Toda proporción guardada, Sonia Rangel acomete en La imagen extática el pensamiento sobre nuestras derivas históricas actuales en relación con la naturaleza en general, y con nuestra naturaleza particular, valga decir, con las potencias del cuerpo, y en relación con el modo como se imaginan en esa forma de arte, exclusivamente moderna, que es el cine. No hay ─todavía─ una filosofía del cine, pero sí hay pensamiento a partir del cine, ya que se trata, como ella misma dice, de “pensar el cine desde el cine.” El cine o, más concretamente, algunas obras cinematográficas esconden en su aparición algunas señales que, al seguirlas, indican un desplazamiento que, al alcanzar su límite, convoca a ser pensado. “Desplazamiento paradójico de la fascinación ante el abismo insondable y silencioso de la vida.”[1]

 

Pensar el cine desde el cine no quiere decir reflexionar aquello que, estando en las imágenes, permanece sin pensar en las películas del caso. Sonia Rangel no cae en la soberbia de creer que la filosofía y sus conceptos vienen a hacer consciente aquello que se les escapa a los creadores cinematográficos. Se aleja de esta actitud soberbia y, al considerar que el cine es “una forma de pensamiento”, se propone una tarea ardua: derivar y variar, enriquecido en sus palabras, aquello que, al estar en las imágenes mismas, la fuerza a pensar. Pensando filosóficamente desde y a través del pensamiento cinematográfico, ella extrae, es decir, saca y forma, tentativas, tanteos, ensayos para referirnos en sus palabras lo que la visión le ha dado a pensar. Lo que la ha forzado a pensar, ella lo expresa como una experiencia y como un ejercicio de la libertad.

 

Un buen recurso para señalar el ejercicio de la libertad es recluirnos en las cuevas. Sonia Rangel sugiere acertadamente un símil entre las cuevas donde, a decir de Bataille, nació el arte, y las salas de cine.
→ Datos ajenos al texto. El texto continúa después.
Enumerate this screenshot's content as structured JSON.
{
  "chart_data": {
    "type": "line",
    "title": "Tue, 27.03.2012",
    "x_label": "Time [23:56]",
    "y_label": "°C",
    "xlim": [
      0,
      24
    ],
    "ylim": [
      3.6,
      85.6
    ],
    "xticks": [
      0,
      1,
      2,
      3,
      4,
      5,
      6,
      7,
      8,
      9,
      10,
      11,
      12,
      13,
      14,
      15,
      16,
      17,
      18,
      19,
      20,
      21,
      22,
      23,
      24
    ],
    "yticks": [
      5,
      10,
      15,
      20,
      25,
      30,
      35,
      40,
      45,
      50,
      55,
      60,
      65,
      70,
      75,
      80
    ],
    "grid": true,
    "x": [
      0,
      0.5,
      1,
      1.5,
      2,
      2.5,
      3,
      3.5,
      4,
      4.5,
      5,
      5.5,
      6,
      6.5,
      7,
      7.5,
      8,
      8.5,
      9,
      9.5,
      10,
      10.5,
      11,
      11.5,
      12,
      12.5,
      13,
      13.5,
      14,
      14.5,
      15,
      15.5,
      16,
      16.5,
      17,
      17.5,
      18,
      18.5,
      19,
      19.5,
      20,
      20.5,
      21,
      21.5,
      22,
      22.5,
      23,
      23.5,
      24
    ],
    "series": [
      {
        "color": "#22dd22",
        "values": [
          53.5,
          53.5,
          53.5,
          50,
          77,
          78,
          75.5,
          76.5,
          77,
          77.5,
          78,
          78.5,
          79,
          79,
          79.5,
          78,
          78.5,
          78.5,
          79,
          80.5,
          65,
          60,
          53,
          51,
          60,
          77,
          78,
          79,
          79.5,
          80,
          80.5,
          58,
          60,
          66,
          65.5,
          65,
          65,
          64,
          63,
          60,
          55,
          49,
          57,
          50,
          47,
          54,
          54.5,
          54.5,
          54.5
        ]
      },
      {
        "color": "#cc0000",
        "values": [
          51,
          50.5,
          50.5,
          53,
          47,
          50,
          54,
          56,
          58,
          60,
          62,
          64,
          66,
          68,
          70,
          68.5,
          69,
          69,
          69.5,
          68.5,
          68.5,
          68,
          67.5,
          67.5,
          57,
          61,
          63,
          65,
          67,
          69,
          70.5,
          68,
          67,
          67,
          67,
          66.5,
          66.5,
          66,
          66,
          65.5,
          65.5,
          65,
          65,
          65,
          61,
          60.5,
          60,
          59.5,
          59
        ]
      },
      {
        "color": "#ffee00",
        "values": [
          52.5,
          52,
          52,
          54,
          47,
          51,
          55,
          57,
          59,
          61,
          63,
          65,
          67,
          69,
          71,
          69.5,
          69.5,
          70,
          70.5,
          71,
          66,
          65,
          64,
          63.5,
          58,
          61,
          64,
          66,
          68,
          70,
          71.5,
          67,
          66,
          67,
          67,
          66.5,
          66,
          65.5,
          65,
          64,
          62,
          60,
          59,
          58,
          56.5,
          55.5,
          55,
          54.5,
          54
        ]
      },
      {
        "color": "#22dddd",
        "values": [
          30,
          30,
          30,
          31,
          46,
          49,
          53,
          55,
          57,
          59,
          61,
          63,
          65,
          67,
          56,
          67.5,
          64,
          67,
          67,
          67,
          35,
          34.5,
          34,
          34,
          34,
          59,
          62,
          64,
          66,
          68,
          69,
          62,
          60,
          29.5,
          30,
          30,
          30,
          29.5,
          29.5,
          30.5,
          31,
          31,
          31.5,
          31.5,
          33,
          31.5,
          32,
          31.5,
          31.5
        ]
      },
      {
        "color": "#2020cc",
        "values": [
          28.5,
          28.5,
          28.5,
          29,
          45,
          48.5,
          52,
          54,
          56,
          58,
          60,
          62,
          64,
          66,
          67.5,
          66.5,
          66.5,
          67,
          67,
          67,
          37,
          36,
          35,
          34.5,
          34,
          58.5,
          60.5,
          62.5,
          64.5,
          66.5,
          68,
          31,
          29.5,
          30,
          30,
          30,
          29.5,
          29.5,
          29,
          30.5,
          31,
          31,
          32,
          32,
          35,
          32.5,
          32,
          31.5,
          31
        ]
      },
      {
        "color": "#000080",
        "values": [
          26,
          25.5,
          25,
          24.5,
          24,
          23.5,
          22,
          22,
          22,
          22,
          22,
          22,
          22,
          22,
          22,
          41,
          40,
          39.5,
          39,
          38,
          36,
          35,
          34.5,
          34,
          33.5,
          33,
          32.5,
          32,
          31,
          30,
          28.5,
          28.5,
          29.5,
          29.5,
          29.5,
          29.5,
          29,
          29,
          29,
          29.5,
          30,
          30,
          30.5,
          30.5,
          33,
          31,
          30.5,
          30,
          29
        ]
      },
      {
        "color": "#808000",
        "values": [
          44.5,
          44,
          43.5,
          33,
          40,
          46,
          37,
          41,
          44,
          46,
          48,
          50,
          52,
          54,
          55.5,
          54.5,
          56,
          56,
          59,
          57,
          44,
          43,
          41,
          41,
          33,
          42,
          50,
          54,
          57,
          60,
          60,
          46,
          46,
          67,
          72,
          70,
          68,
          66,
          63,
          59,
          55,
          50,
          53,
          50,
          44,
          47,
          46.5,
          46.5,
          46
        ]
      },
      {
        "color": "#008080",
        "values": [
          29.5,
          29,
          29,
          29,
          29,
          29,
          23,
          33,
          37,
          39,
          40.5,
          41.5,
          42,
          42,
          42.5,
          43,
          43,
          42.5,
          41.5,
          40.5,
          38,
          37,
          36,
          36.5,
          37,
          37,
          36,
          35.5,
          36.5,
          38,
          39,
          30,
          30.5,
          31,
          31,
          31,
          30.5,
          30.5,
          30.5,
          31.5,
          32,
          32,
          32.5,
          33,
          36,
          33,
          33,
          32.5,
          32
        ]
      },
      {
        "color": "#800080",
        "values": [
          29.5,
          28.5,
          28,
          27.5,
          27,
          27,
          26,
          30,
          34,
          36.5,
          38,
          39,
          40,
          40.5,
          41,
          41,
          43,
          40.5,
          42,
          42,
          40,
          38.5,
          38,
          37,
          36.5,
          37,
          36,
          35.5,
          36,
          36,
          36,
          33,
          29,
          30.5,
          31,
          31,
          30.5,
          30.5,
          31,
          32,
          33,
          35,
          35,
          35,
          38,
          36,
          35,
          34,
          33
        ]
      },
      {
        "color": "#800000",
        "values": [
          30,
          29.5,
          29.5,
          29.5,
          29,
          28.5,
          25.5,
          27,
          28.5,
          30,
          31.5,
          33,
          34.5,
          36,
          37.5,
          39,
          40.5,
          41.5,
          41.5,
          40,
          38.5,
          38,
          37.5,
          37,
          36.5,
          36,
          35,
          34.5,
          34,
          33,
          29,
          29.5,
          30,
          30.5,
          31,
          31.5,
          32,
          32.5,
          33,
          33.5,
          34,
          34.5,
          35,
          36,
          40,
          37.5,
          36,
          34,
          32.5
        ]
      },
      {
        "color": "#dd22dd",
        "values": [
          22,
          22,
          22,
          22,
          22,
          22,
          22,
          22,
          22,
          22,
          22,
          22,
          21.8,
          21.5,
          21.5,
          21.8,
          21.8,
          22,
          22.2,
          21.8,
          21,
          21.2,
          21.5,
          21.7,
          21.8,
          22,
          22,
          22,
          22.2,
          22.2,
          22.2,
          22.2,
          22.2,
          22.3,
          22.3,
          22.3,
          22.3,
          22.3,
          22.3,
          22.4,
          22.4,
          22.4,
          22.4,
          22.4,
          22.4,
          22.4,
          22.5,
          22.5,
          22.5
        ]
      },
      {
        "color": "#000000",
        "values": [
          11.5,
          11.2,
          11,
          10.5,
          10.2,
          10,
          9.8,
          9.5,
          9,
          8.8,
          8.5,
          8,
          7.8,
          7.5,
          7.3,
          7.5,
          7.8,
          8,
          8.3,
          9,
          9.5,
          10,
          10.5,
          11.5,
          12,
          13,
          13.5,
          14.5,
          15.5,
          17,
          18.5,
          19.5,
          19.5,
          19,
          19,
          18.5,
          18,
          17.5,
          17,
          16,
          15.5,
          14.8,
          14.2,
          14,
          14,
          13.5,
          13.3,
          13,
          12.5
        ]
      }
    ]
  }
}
En ambos casos se plasman formas en donde el ser humano se confronta consigo mismo y con la naturaleza, a la vez que se levanta creando su propio mundo. Los creadores de las pinturas de la cueva de Lascaux son nuestros semejantes. “Toda génesis supone aquello que la precede, y si en algún punto el día nace de la noche, la luz que proviene de Lascaux pertenece a la aurora de la especie humana. Es con certeza y por primera vez del «hombre de Lascaux» que podemos decir que, habiendo producido una obra de arte, nos asemejaba y que, con toda evidencia, era nuestro semejante.”[2] Expresar y, a la vez, crear el misterio de nuestra estancia en el mundo bajo formas que alojan tanto la inquietud como la seguridad, es un rasgo que, perfilándose en una pluralidad de detalles, nunca cierra, sino que siempre mantiene abierta su propia extrañeza. Los que pintaron las paredes de las cuevas en el pasado remoto y los que, en la modernidad reciente, filman, son eslabones semejantes.

 

Ahora bien, entre la cueva del origen del arte y la sala cinematográfica, está la caverna de Platón, donde también se habla de seres semejantes a nosotros. Vuélvase a leer el inicio de la alegoría más célebre de la filosofía, teniendo en cuenta que se puede tratar del fenómeno originario del cine.

 

Represéntate hombres en una morada subterránea en forma de caverna, que tiene la entrada abierta, en toda su extensión, a la luz. En ella están desde niños con las piernas y el cuello encadenados, de modo que deben permanecer allí y mirar solo delante de ellos, porque las cadenas les impiden girar en derredor la cabeza. Más arriba y más lejos se halla la luz de un fuego que brilla detrás de ellos; y entre el fuego y los prisioneros hay un camino más alto, junto al cual imagínate un tabique construido de lado a lado, como el biombo que los titiriteros levantan delante del público para mostrar, por encima del biombo, los muñecos.

 

─Me lo imagino.

─Imagínate ahora que, del otro lado del tabique, pasan sombras que llevan toda clase de utensilios y figurillas de hombres y otros animales, hechos en piedra y madera y de diversas clases; y entre los que pasan unos hablan y otros callan.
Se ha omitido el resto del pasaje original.